Wikipedia explains it as a set of personality traits - endurance, stubbornness, willpower, mental toughness, but also courage, pride, and determination in pursuing a goal despite adversity or physical barriers.
In 2022 the Finns made an action film with that title. At the end of 1944, a gold prospector and former elite commando — Aatami Korpi — falls into the hands of SS troops who want to rob him. He kills them, but becomes the target of an obsessive pursuit by the unit’s commander. A ruthless fight begins, in which Korpi takes numerous wounds and at least twice it seems he loses his life. But he doesn’t give up. He fights to the end, defeats his enemies, and in the finale reaches a bank where he exchanges the gold for money.
So yeah, I’m sisu. I didn’t know it then. Now I do.
I died, but I came back to life. I clawed my way out of the months of misery my debts had condemned me to. I took back the initiative in my life.
More than that - a side effect of my slow, grinding return to life was that one day I discovered I was famous. And respected. My fame was niche - extremely specialized - but its reach was global.
A year after my financial death I started living again, fully. HA! A year and a half after financial death I was earning like in my best years. And eventually I reached the summit - the place only a handful of chosen ones ever reach.
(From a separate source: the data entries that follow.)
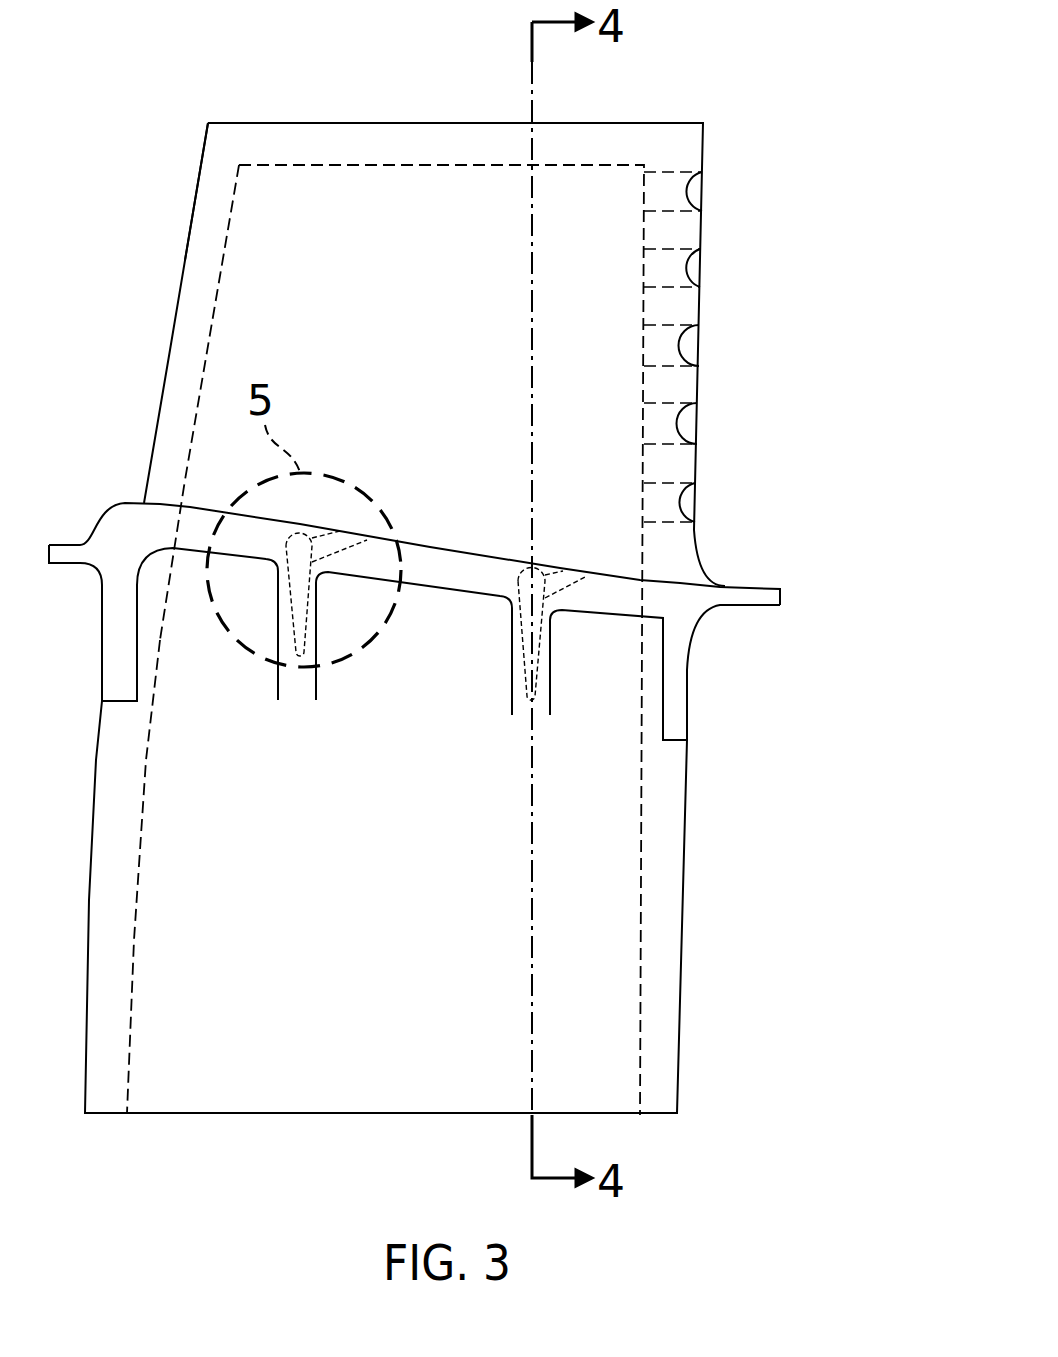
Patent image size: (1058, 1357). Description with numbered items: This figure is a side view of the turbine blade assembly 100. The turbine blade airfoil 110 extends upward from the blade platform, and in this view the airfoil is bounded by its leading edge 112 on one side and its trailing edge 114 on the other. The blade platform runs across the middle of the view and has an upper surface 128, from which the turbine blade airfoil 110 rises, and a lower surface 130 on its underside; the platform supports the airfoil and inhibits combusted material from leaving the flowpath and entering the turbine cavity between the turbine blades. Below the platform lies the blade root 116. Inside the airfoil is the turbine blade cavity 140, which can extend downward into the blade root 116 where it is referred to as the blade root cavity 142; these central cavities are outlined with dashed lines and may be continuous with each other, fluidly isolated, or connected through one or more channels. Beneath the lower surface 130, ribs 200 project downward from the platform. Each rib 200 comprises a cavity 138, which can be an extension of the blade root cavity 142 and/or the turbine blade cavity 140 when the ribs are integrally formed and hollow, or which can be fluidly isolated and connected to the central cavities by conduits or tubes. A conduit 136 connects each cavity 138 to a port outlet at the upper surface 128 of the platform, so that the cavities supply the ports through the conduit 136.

The turbine blade assembly 100 is at (818, 128).
The turbine blade airfoil 110 is at (630, 300).
The leading edge 112 is at (196, 202).
The trailing edge 114 is at (703, 262).
The blade root 116 is at (193, 1047).
The upper surface 128 is at (757, 587).
The lower surface 130 is at (757, 607).
The conduit 136 is at (346, 536).
The cavity 138 is at (302, 650).
The turbine blade cavity 140 is at (250, 285).
The blade root cavity 142 is at (160, 815).
The rib 200 is at (317, 620).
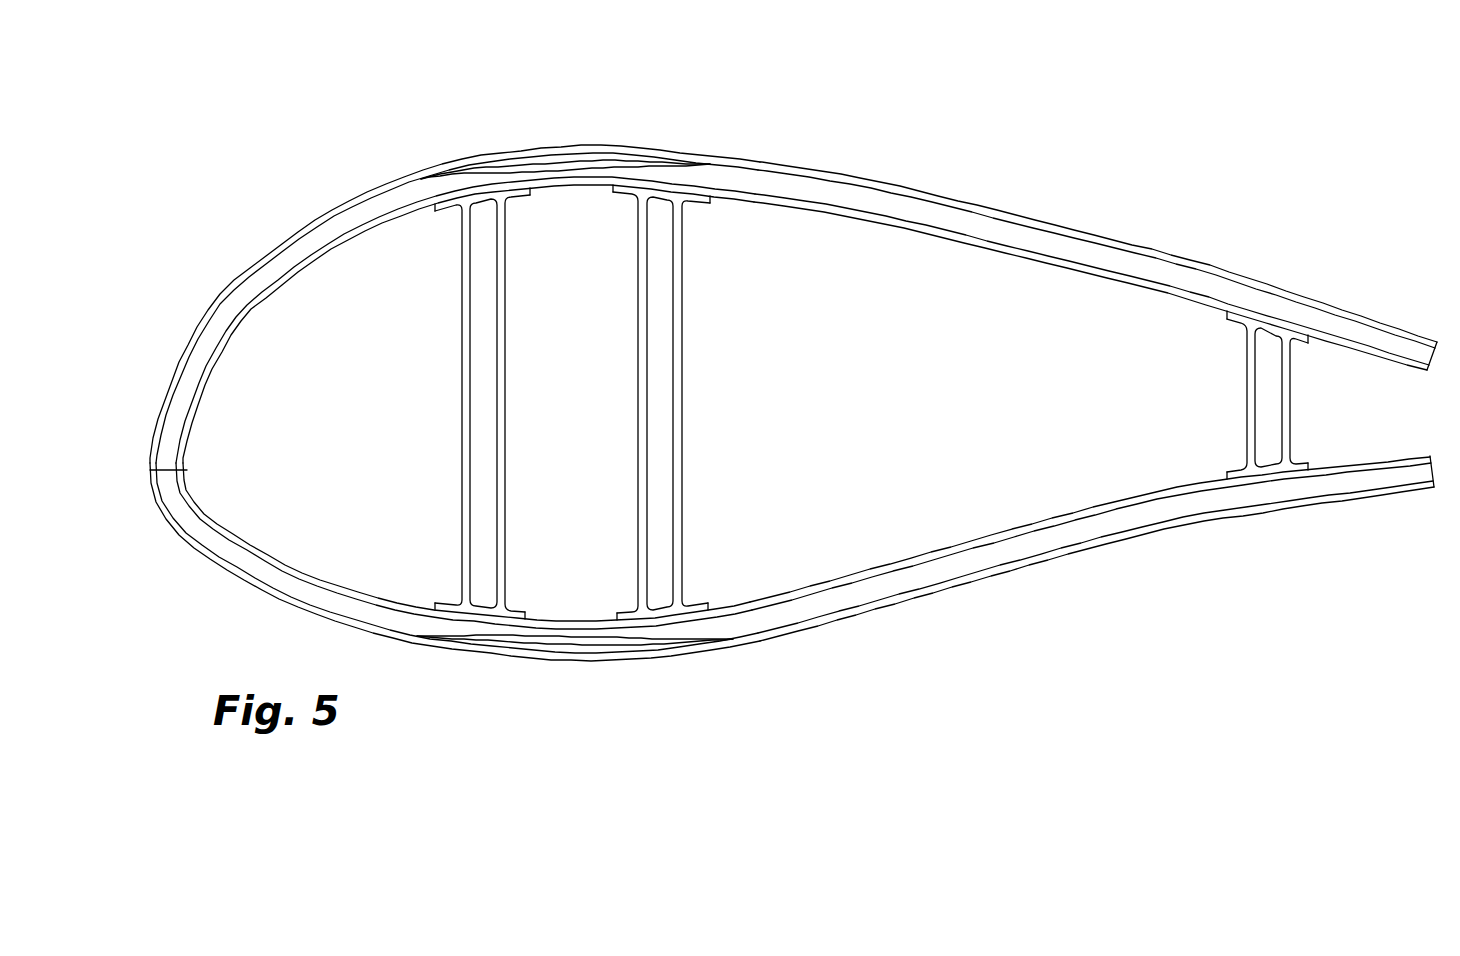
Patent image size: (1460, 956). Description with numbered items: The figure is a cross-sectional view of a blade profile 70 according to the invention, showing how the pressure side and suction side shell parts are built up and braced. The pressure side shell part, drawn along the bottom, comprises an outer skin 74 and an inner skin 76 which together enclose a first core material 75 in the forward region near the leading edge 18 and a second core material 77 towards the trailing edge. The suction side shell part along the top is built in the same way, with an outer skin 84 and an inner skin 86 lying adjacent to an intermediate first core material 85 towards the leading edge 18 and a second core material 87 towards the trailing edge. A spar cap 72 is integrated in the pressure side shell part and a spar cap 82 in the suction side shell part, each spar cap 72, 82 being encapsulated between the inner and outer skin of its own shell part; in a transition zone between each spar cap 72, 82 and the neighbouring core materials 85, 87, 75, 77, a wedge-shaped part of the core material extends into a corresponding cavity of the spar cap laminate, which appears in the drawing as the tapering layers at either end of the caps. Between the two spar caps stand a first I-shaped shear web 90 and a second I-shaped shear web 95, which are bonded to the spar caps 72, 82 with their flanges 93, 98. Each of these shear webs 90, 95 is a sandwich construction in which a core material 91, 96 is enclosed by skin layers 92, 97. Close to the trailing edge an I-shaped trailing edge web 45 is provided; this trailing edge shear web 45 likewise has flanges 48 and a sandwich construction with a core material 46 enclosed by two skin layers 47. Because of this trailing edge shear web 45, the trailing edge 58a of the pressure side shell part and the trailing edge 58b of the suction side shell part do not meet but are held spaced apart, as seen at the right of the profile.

The blade profile 70 is at (821, 76).
The leading edge 18 is at (150, 470).
The trailing edge of the pressure side shell part 58a is at (1435, 487).
The trailing edge of the suction side shell part 58b is at (1437, 355).
The spar cap 72 is at (570, 660).
The spar cap 82 is at (565, 150).
The outer skin 74 is at (253, 590).
The first core material 75 is at (243, 560).
The inner skin 76 is at (300, 573).
The second core material 77 is at (945, 572).
The outer skin 84 is at (322, 215).
The first core material 85 is at (300, 257).
The inner skin 86 is at (277, 297).
The second core material 87 is at (1040, 232).
The first I-shaped shear web 90 is at (505, 403).
The core material 91 is at (490, 430).
The skin layers 92 is at (503, 480).
The flanges 93 is at (520, 612).
The second I-shaped shear web 95 is at (683, 402).
The core material 96 is at (660, 455).
The skin layers 97 is at (680, 490).
The flanges 98 is at (700, 600).
The I-shaped trailing edge web 45 is at (1262, 395).
The core material 46 is at (1255, 420).
The skin layers 47 is at (1290, 420).
The flanges 48 is at (1295, 470).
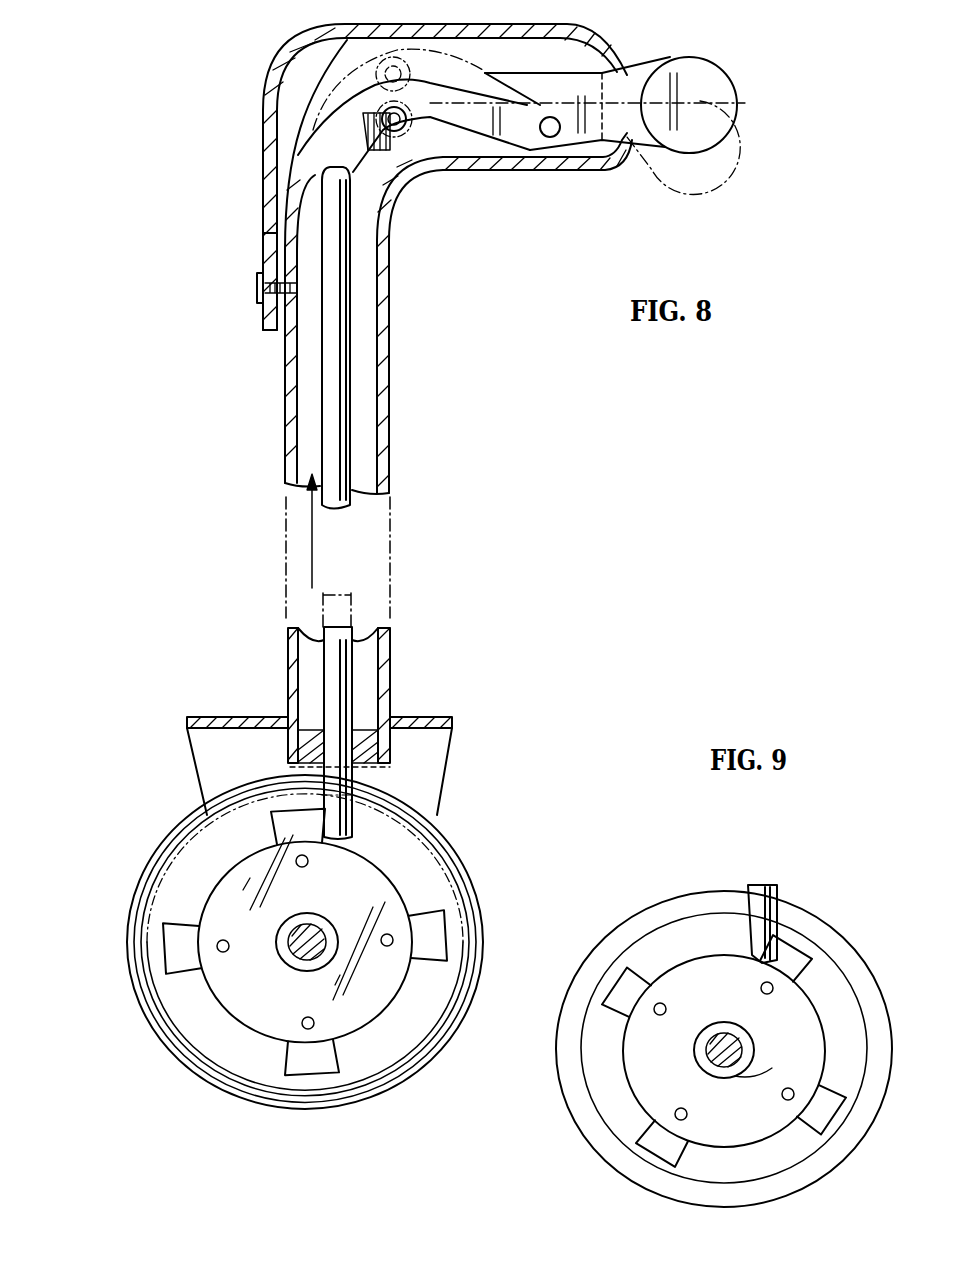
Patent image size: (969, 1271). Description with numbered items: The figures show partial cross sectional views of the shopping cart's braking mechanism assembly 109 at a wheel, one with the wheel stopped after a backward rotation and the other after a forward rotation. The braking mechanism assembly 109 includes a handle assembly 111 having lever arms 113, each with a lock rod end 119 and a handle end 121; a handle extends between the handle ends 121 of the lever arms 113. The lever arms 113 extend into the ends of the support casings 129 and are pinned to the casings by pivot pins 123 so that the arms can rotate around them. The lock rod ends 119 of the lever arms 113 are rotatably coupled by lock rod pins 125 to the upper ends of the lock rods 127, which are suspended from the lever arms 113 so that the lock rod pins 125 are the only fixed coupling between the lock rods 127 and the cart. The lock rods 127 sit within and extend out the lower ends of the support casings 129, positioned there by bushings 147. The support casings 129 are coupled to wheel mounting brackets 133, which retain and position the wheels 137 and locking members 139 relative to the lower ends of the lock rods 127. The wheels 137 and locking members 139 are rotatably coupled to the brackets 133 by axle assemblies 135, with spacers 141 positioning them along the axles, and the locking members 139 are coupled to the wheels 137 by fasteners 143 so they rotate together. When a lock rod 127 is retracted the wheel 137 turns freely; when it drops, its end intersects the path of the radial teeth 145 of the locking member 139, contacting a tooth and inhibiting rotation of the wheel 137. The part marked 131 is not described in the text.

In FIG. 8, the braking mechanism assembly 109 is at (185, 76).
In FIG. 8, the handle assembly 111 is at (775, 175).
In FIG. 8, the lever arms 113 is at (628, 133).
In FIG. 8, the lock rod end 119 is at (370, 115).
In FIG. 8, the handle end 121 is at (692, 57).
In FIG. 8, the pivot pins 123 is at (550, 137).
In FIG. 8, the lock rod pins 125 is at (400, 131).
In FIG. 8, the lock rods 127 is at (352, 679).
In FIG. 9, the lock rods 127 is at (747, 903).
In FIG. 8, the support casings 129 is at (387, 410).
In FIG. 8, the housing 131 is at (266, 62).
In FIG. 8, the wheel mounting brackets 133 is at (433, 717).
In FIG. 8, the axle assemblies 135 is at (313, 927).
In FIG. 9, the axle assemblies 135 is at (763, 1020).
In FIG. 8, the wheels 137 is at (457, 842).
In FIG. 9, the wheels 137 is at (870, 963).
In FIG. 8, the locking members 139 is at (413, 968).
In FIG. 8, the spacers 141 is at (337, 960).
In FIG. 9, the spacers 141 is at (768, 1063).
In FIG. 8, the fasteners 143 is at (295, 861).
In FIG. 9, the fasteners 143 is at (693, 993).
In FIG. 8, the radial teeth 145 is at (287, 813).
In FIG. 9, the radial teeth 145 is at (800, 958).
In FIG. 8, the bushings 147 is at (398, 748).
The very top of my professional specialization.
A year and a half after the collapse I became who I had always dreamed of becoming.
Sure, it happened in a twisted way, and it was paid for with unbelievable suffering, but I got there.
So be careful what you wish for… The road to fulfilled dreams runs over sharp stones that cut to the bone. Through thorns that tear the flesh. Through nests of venomous snakes lurking in the dark. Through spider webs and everything that crawls, bites, and poisons.
I died along the way. I came back, but there are those who stayed dead forever. Their stories now serve as signposts - like the frozen bodies of climbers on the slopes of Everest. Grotesque warnings carved in ice. Human monuments to failure showing others: here I fell, here the road ends.
But I kept going.
Unfortunately, all that time the stigma of failure weighed on my shoulders. Financial death left a permanent mark. Even though the successes were undeniable (and unbelievable), the experience of bankruptcy never let me forget what had happened.
At the same time I felt that my story - though deeply personal to me - was common and universal. That every day, all over the world, hundreds - maybe thousands - of people live through it.
People who, like I was then, are left on their own. Who thrash in desperation, blindly trying to run out of the maze of obligations and debts, slamming into walls at every turn.
People who die. In loneliness. In shame.
They drown in trauma. Which, to outsiders, looks pathetic.
Because a bankrupt entrepreneur is always assumed to be to blame. They fall because of their own incompetence.
If instead they’d died in a car crash, at least they’d be a victim. Victims can - and should - receive sympathy.
Bankrupts deserve only contempt.
Well, I think differently. And I want to help those who have fallen into the abyss. Who are staring into the beast’s eyes. Who are standing in the open window.
I want to show them that hope can be recovered. Pulled back from clinical death.
But I also want to show others what this really looks like. From the inside. From the side of the soul. That a collapsing entrepreneur is not a loser, not a screw-up, not a business retard - but someone who is actually dying. Yes, physically too.
That all they need is one small chance. Or just a brief break - a week or two. A moment to breathe, to put their thoughts in order. A quick reset.
An inconvenient truth to tell: if someone has gone bankrupt and owes you money, calling them nineteen times in nineteen days just to hear they have nothing to repay you with right now, won’t change on the twentieth attempt on the twentieth day.
The only thing that might change is their physical presence. Which might stop being physical at all.